The tool employs a sophisticated "Global Surgical" approach to ensure no Chinese fragment is overlooked, regardless of its depth in JSON, HTML, or complex Markdown.

### 1. Surgical Block Extraction
Instead of line-by-line translation, the script identifies every continuous block of CJK characters (including ideographic symbols and punctuation) across the entire document.
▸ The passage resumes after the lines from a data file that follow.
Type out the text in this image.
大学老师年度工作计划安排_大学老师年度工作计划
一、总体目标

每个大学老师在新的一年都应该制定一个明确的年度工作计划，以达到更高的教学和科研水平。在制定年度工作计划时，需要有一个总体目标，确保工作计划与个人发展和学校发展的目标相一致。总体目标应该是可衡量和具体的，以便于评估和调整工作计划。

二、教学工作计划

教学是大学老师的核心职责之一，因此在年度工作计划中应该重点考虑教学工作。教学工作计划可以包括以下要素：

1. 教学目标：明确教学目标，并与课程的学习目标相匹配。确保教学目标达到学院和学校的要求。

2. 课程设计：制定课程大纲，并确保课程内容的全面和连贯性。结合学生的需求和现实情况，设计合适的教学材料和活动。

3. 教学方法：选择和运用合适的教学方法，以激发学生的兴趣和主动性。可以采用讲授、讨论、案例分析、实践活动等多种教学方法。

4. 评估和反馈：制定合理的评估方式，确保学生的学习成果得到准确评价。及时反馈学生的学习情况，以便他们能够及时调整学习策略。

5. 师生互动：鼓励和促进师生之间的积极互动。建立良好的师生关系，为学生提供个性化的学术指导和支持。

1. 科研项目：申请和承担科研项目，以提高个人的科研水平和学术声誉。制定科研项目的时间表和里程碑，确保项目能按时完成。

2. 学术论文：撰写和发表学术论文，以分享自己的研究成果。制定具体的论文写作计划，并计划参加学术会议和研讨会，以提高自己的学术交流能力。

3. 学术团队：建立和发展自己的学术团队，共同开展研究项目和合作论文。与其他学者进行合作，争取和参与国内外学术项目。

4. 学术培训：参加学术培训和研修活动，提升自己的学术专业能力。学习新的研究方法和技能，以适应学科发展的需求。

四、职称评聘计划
This ensures that contextually related characters are translated together for better accuracy.

### 2. Structural Protection
Markdown and metadata structures are tokenized using unique, collision-resistant placeholders (`___MY_PROTECT_PH_{idx}___`).
- **YAML/TOML**: Frontmatter is protected globally.
- **Code Fences**: Backticks and language identifiers are protected; Chinese content *inside* comments or strings remains translatable.
- **Links & HTML**: URLs and tag names are guarded, while display text is surgically translated.

### 3. Verification & Restoration
- **Longest-First Replacement**: Translated segments are restored starting from the longest strings to prevent partial match overwrites.
- **Fuzzy Restoration**: The restoration logic is space-lenient and case-insensitive to handle cases where online translation engines mangle the placeholder tokens.

---

## Markdown Preservation

The following elements are meticulously protected:

| Element | Example | Protection Method |
|---|---|---|
| Front Matter | `---\ntitle: ...\n---` | Full Tokenization |
| Fenced Code | ` ```python ... ``` ` | Boundary Tokenization |
| Inline Code | `` `code` `` | Full Tokenization |
| Links / Images | `[text](url)` | URL Tokenization |
| HTML Tags | `<div class="...">` | Tag Tokenization |
| Symbols | `&copy;`, `&#x...;` | Entity Tokenization |

---

## Microsoft Translator Setup

1. Go to [Azure Cognitive Services](https://portal.azure.com/)
2. Create a Translator resource (Free tier: 2M chars/month)
3. Copy your API key and region
4. Add them to `~/.chinese_file_translator/config.json`:

```json
{
  "microsoft_api_key": "abc123...",
  "microsoft_region": "eastus"
}
```

Then run:

```bash
python chinese_file_translator.py input.txt --backend microsoft
```

---

## Files Generated

| Path | Description |
|---|---|
| `~/.chinese_file_translator/config.json` | Persistent settings |
| `~/.chinese_file_translator/history.json` | Session history log |
| `~/.chinese_file_translator/app.log` | Application log file |
| `~/.chinese_file_translator/models/` | Offline model cache (if used) |

---

## Author

**algorembrant**

---

## License

MIT License. See [LICENSE](LICENSE) for details.